In short, with a well-documented administrative record, and application of the highly deferential arbitrary and capricious standard of review, the plan administrator should be well-positioned to minimize costs and obtain immediate dismissal of the action.

Next week, we’ll discuss other techniques for controlling and minimizing the costs of litigation of benefit claims, including contractual limitations clauses and venue selection clauses.

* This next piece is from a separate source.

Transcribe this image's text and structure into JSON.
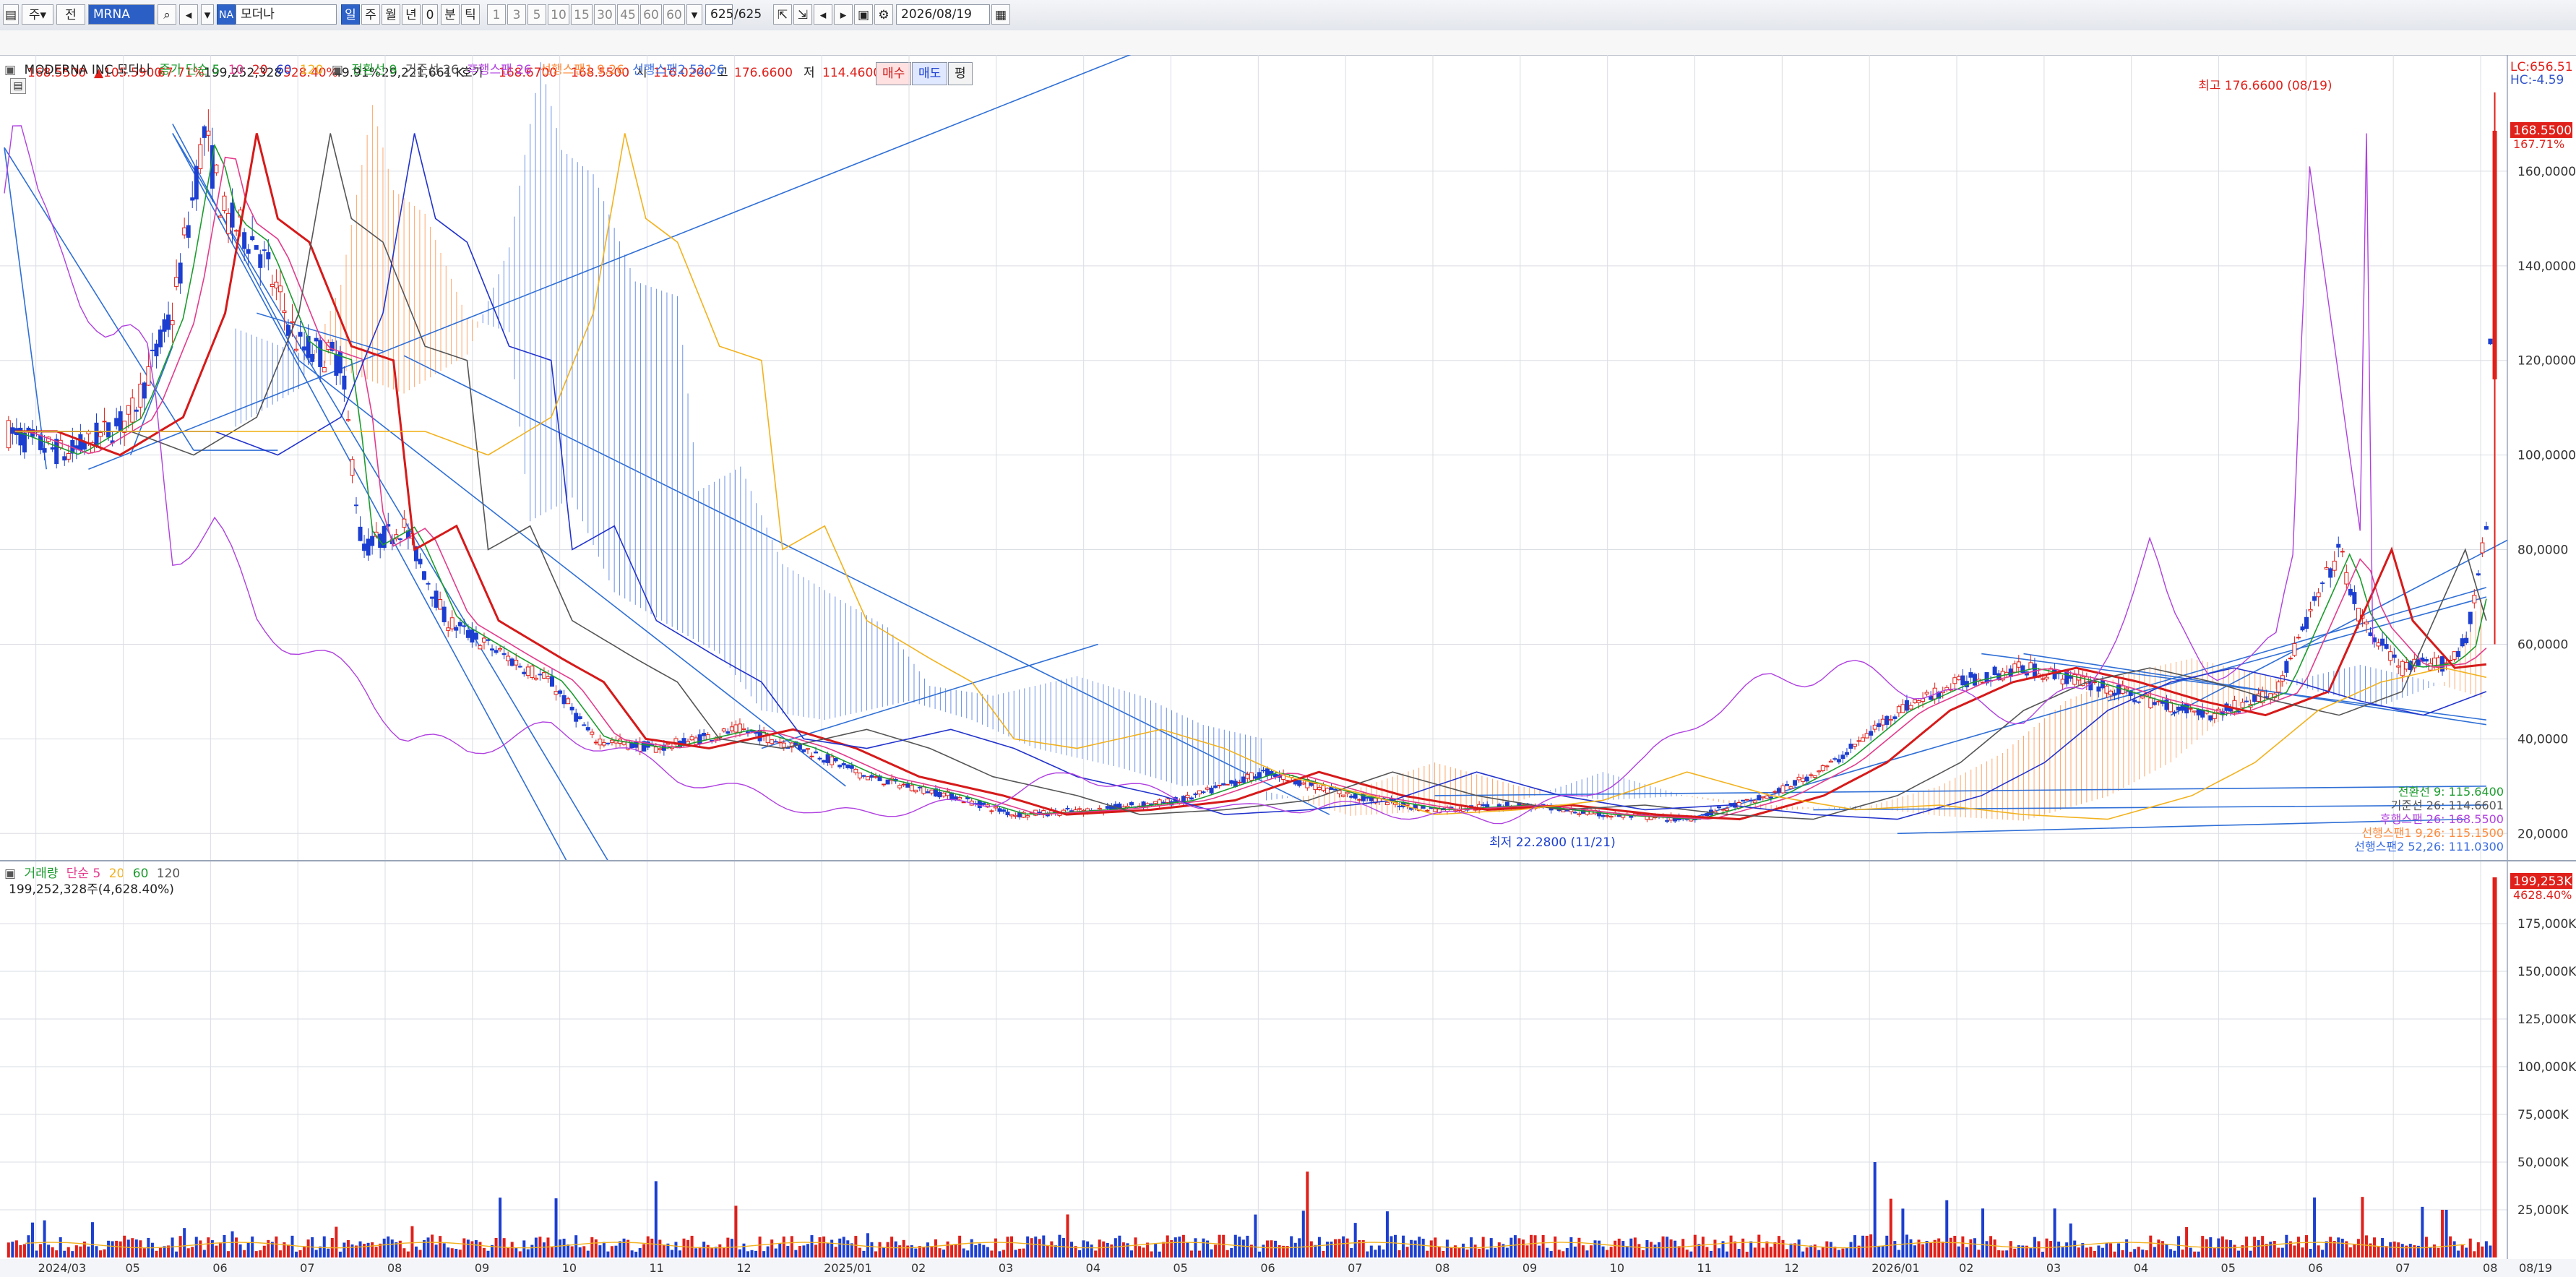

You can find our previously published best practices here:

Seventh Circuit: Agreement for Retiree Healthcare Benefits Survives Agreement’s Termination

The Seventh Circuit held that retirees and their families were entitled to lifetime healthcare benefits because, although the healthcare agreement that had been negotiated by their union had expired, it provided that covered individuals “shall not have such coverage terminated or reduced . . . notwithstanding the expiration of this Agreement, except as the Company and the Union may agree otherwise.”  The Seventh Circuit applied ordinary contract law interpretation principles and concluded that the agreement “unambiguously” provided the retirees with vested healthcare benefits.  And, even if the agreement was viewed to be ambiguous, the Court determined that the parties’ behavior provided enough extrinsic evidence to support the conclusion that retiree benefits had vested.  The case is Stone v. Signode Indus. Grp. LLC, No. 19-1601 (7th Cir. 2019).

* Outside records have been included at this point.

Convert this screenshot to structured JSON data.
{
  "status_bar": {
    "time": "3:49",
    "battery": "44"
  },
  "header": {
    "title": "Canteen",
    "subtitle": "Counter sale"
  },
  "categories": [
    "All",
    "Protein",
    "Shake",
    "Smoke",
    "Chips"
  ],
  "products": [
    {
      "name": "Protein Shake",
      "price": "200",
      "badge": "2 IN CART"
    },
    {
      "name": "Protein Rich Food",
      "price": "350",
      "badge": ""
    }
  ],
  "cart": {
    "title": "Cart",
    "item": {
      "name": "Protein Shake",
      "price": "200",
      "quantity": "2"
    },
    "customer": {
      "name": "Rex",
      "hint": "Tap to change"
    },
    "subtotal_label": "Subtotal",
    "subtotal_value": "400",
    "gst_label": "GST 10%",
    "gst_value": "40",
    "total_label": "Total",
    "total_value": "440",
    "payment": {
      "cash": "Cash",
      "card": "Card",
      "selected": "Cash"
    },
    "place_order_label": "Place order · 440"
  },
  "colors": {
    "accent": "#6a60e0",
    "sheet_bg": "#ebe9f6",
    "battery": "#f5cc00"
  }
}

Arbitrator To Decide Whether ERISA Fiduciary Claims Should Be Arbitrated

A federal district court in Texas referred to arbitration a 401(k) plan participant’s ERISA breach of fiduciary duty action based on allegations that certain plan investment options charged excessive fees.  In a two-page order, the court instructed the arbitrator to determine whether the arbitrator or a court should determine whether the class action waiver provision in the participant’s arbitration agreement waived her right to bring a representative action under ERISA § 502(a)(2).  The case is Torres v. Greystar Mgmt. Servs., L.P., No. 5:19-cv-00510 (W.D. Tex. Oct. 25, 2019).

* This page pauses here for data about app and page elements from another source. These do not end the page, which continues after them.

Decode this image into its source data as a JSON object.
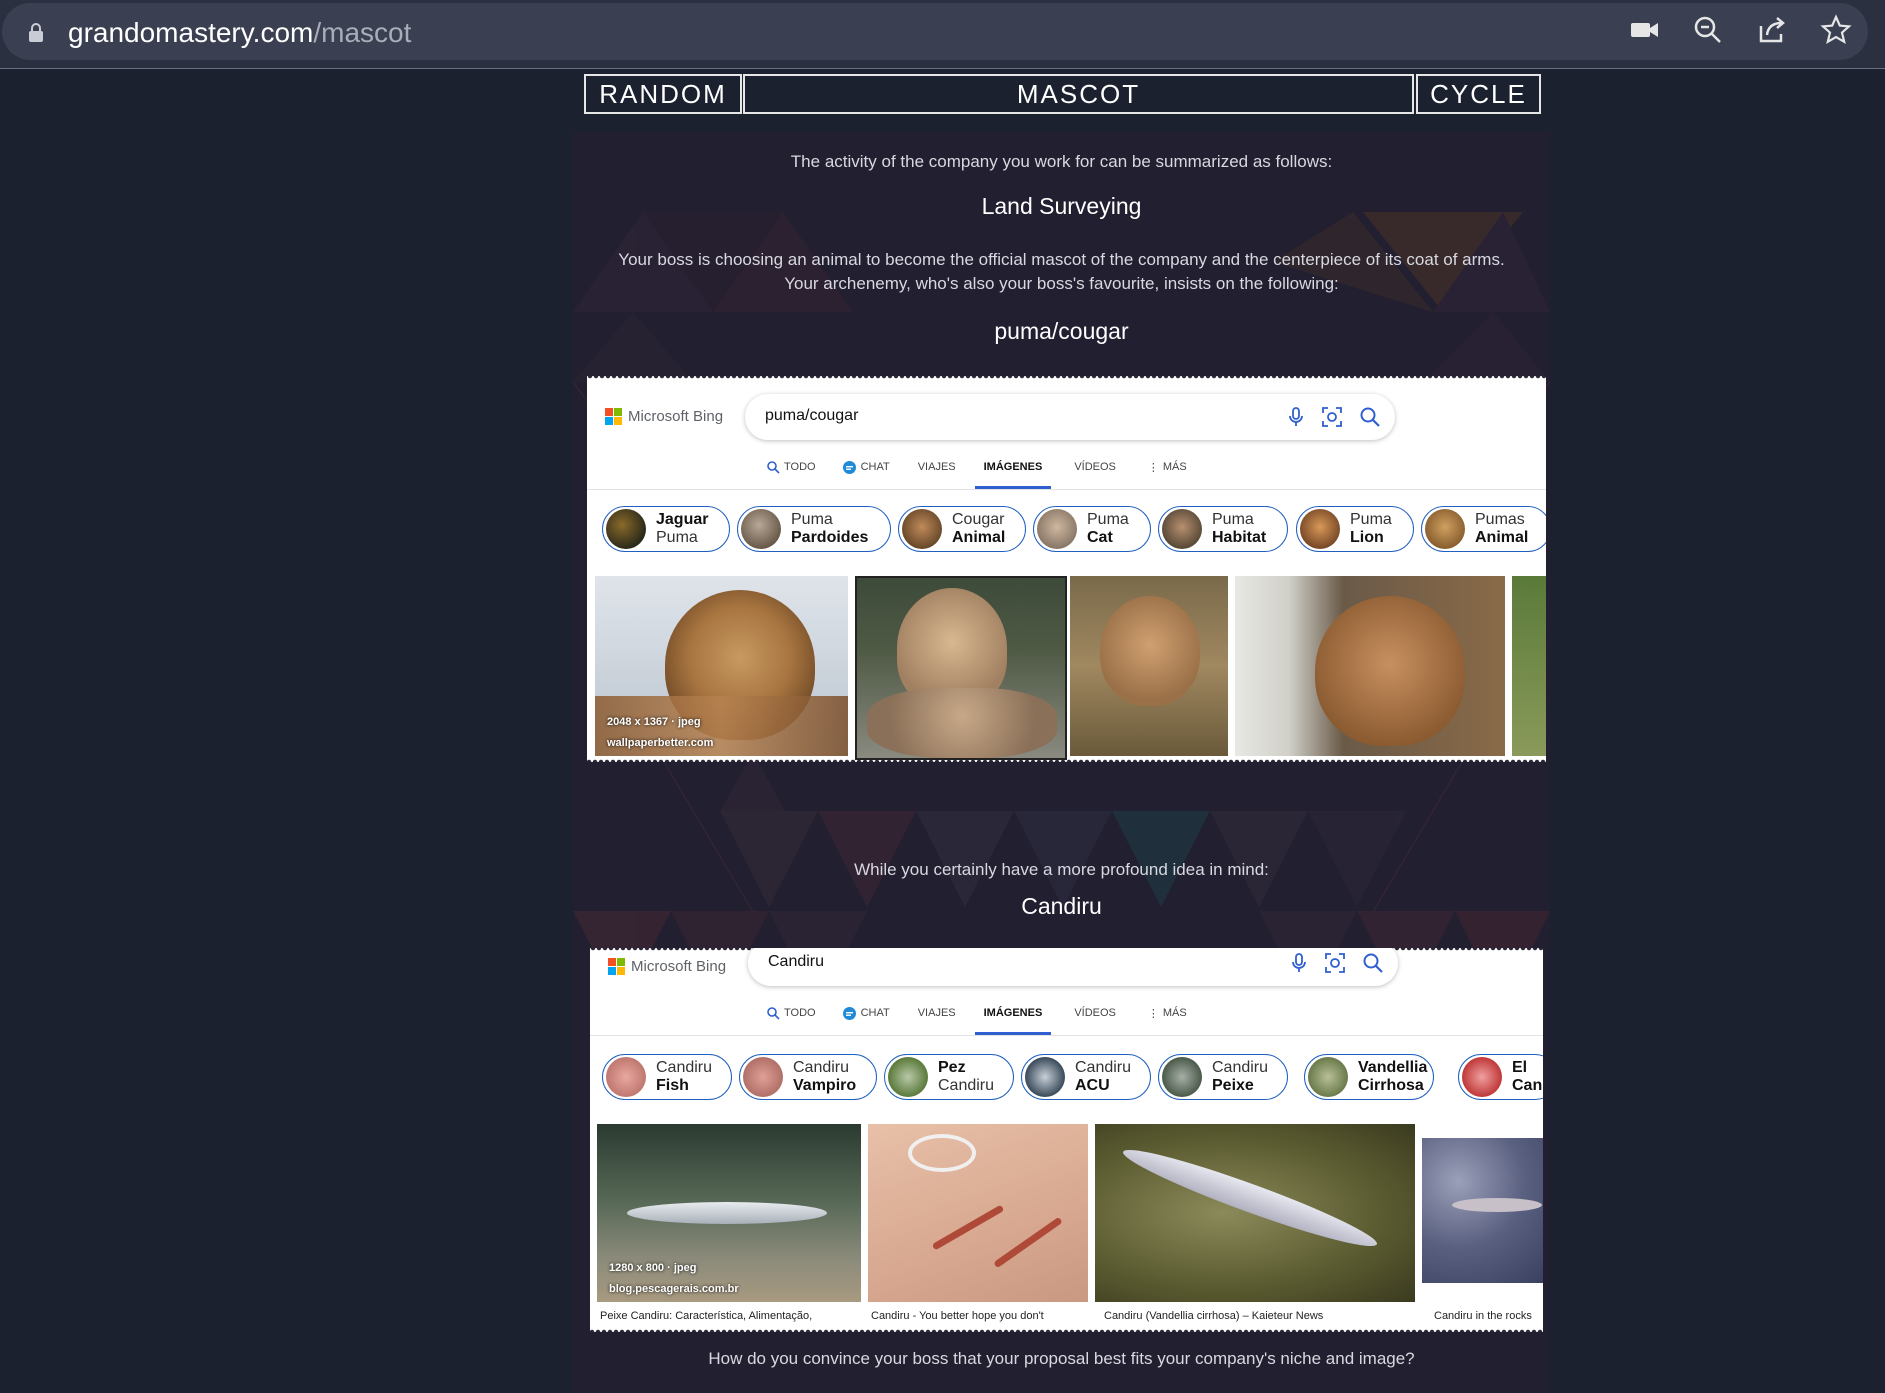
{
  "browser": {
    "domain": "grandomastery.com",
    "path": "/mascot"
  },
  "header": {
    "left": "RANDOM",
    "center": "MASCOT",
    "right": "CYCLE"
  },
  "intro": "The activity of the company you work for can be summarized as follows:",
  "activity": "Land Surveying",
  "boss_line1": "Your boss is choosing an animal to become the official mascot of the company and the centerpiece of its coat of arms.",
  "boss_line2": "Your archenemy, who's also your boss's favourite, insists on the following:",
  "archenemy_choice": "puma/cougar",
  "tabs": {
    "all": "TODO",
    "chat": "CHAT",
    "travel": "VIAJES",
    "images": "IMÁGENES",
    "videos": "VÍDEOS",
    "more": "MÁS"
  },
  "bing_logo": "Microsoft Bing",
  "search1": {
    "query": "puma/cougar",
    "chips": [
      {
        "top": "Jaguar",
        "bottom": "Puma"
      },
      {
        "top": "Puma",
        "bottom": "Pardoides"
      },
      {
        "top": "Cougar",
        "bottom": "Animal"
      },
      {
        "top": "Puma",
        "bottom": "Cat"
      },
      {
        "top": "Puma",
        "bottom": "Habitat"
      },
      {
        "top": "Puma",
        "bottom": "Lion"
      },
      {
        "top": "Pumas",
        "bottom": "Animal"
      }
    ],
    "first_meta": "2048 x 1367 · jpeg",
    "first_source": "wallpaperbetter.com"
  },
  "your_idea_line": "While you certainly have a more profound idea in mind:",
  "your_choice": "Candiru",
  "search2": {
    "query": "Candiru",
    "chips": [
      {
        "top": "Candiru",
        "bottom": "Fish"
      },
      {
        "top": "Candiru",
        "bottom": "Vampiro"
      },
      {
        "top": "Pez",
        "bottom": "Candiru"
      },
      {
        "top": "Candiru",
        "bottom": "ACU"
      },
      {
        "top": "Candiru",
        "bottom": "Peixe"
      },
      {
        "top": "Vandellia",
        "bottom": "Cirrhosa"
      },
      {
        "top": "El",
        "bottom": "Can"
      }
    ],
    "first_meta": "1280 x 800 · jpeg",
    "first_source": "blog.pescagerais.com.br",
    "captions": [
      "Peixe Candiru: Característica, Alimentação,",
      "Candiru - You better hope you don't",
      "Candiru (Vandellia cirrhosa) – Kaieteur News",
      "Candiru in the rocks"
    ]
  },
  "question": "How do you convince your boss that your proposal best fits your company's niche and image?"
}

Fifth Circuit: Procedural Win Is Not Grounds for Attorney’s Fees

The Fifth Circuit concluded that a plan participant was not entitled to recover attorneys’ fees for obtaining a remand order requiring the district court to apply a de novo, rather than abuse of discretion, standard of review to the administrative determination of her benefit claim.  In so ruling, the Court applied the principles enunciated by the U.S. Supreme Court in Hardt v. Reliance Standard Life Ins. Co., 560 U.S. 242 (2010), which held that a plan participant must have “achieved some degree of success on the merits” in order to receive a fee award under ERISA.  The Supreme Court held that, although the participant need not qualify as a “prevailing party,” she must obtain more than “trivial success on the merits or a purely procedural victory.”  The Fifth Circuit applied the “some success on the merits” standard and observed that the remand order here included no comment on the strength of the remanded claim.  The case is Ariana M. v. Humana Health Plan of Texas, Inc., No. 18-cv-20700, 2019 WL 5866677 (5th Cir. Nov. 8, 2019).